Wednesday, June 24, 2009

The Friends of Eddie Coyle

A couple of weeks back I almost had to kick Elmore Leonard out of the lobby at work for smoking. His son Peters beat me to the punch and wrangled him out the door. They were appearing with fellow Michigan writer Loren D Estleman to talk about crime fiction. One of the topics of their event was that the film The Friends of Eddie Coyle getting released on DVD and how it was one of the best crime films ever made. I had never seen the film and it went into my Netflix Queue as soon at I got home.

The Friends of Eddie Coyle (1973)
Robert Mitchum stars as Eddie Coyle a low level criminal who mostly deals in buying and selling guns. He's been busted driving a truck of stolen booze, refused to give up the guys behind the theft of the booze on the truck and is looking at some jail time for his silence. He doesn't think that he can do the time, it's not the Pen that he's worried about, it's his family. He doesn't want them to have to go on welfare, or for his wife to have to work while he is away. He's trying to get out from under as easily as possible, looking for cop Richard Jordan (who I think is a Fed, but it's really never made explicit) to help him out and speak to the judge in the case, but he needs to watch which bridges he burns if he wants to keep on breathing. Here is the trailer




Set and shot in the Boston area the film has a great and real look, no back lot and sound stage stuff here. The location not only geographically but the location in time is really showcased well . The clothes, cars, hair styles and guns were all current in a real way, not in a Hollywood perfect upper middle class way that too many films suffer from.
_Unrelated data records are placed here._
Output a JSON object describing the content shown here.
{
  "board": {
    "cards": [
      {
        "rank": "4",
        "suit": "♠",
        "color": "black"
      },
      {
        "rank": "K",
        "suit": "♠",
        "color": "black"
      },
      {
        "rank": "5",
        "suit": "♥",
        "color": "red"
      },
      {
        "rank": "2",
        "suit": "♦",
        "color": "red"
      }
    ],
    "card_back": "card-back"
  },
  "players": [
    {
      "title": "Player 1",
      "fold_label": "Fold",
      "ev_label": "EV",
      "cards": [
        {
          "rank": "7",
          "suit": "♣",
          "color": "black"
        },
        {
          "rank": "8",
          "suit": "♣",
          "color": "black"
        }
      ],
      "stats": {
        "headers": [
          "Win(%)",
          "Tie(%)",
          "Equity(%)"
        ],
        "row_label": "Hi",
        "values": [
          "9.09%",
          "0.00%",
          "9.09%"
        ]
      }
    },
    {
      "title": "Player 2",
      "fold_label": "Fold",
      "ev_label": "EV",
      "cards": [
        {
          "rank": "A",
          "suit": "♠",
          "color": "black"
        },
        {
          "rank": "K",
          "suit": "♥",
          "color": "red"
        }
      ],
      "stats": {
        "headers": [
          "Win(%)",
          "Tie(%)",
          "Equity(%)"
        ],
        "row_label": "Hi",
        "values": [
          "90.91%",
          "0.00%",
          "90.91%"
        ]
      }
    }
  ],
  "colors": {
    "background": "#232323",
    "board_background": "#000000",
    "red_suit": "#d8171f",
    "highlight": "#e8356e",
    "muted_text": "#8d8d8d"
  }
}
Boston looks like a city on it's way down, we don't see the ghetto or the inner city and drug culture Apocalypse of the 70s is really missing from the film. One of the strangest things about the film is that lack of overt drug crime, it's as if it wasn't part of what was going down, but I'm left thinking it's more that Eddie is an old timer who's crime world was pre-big time heroin and he had mostly managed to keep it that way.
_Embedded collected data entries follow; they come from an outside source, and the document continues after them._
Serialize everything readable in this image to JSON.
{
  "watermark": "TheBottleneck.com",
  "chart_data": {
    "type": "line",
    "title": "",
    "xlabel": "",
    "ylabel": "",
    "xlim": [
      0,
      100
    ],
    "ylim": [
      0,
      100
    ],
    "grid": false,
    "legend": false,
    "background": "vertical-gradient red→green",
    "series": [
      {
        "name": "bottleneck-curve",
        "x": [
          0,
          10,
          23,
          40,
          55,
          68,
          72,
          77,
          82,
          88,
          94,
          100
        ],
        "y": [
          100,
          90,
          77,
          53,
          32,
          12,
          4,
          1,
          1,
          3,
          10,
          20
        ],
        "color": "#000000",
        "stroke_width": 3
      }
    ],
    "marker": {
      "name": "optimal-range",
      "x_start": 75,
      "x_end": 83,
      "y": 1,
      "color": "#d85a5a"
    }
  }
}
One thought that I had watching the film was that the cars have more color and pop to them than the clothes. I have vague memories of the earthtone blahs of that era, and this film really showed what that was like. The bars, coffee shops, the parking garages and the shopping centers are all a blast from the past and several of the shots of these places reminded me of films that came later. A shot of Mitchum driving his boat of a car though a new cement slab parking structure to the top made me think of Fargo for instance.

Mitchum is at his best here, this is the older and more world weary Mitchum. Gone is the evil psycho of Night of the Hunter, or the anti hero of Thunder Road (there is a nod of sorts to that film early on), this is the worn down and aging family man who has more to think about than getting a few bucks and a few laughs. His aging is made more dramatic by the distance in time that I have from the film, seeing his youthful co-stars. A young looking Peter Boyle, Richard Jordan, not to mention Alex Rocco all of whom I recall from films and TV made a decade or more later. It's been said that this is Mitchums greatest performance, and I have to agree. He's very natural, very solid and understated.

I like the fact that there is an oblique quality to the film, not everything is spelled out and neatly wrapped up. There is no closure on a couple of plot points, there is no big explanation for how somethings come down. A young gun dealer is arrested and we never see him again, the kids who wanted to buy guns from him to rob banks drive away and never are seen again. I can't imagine modern film makers getting away with that--- unless it's the Coen Bros--- and even the end of the film has questions left unanswered.

It's a great film from a great era of film, one that I am going to have to watch again, and would love to see on the big screen.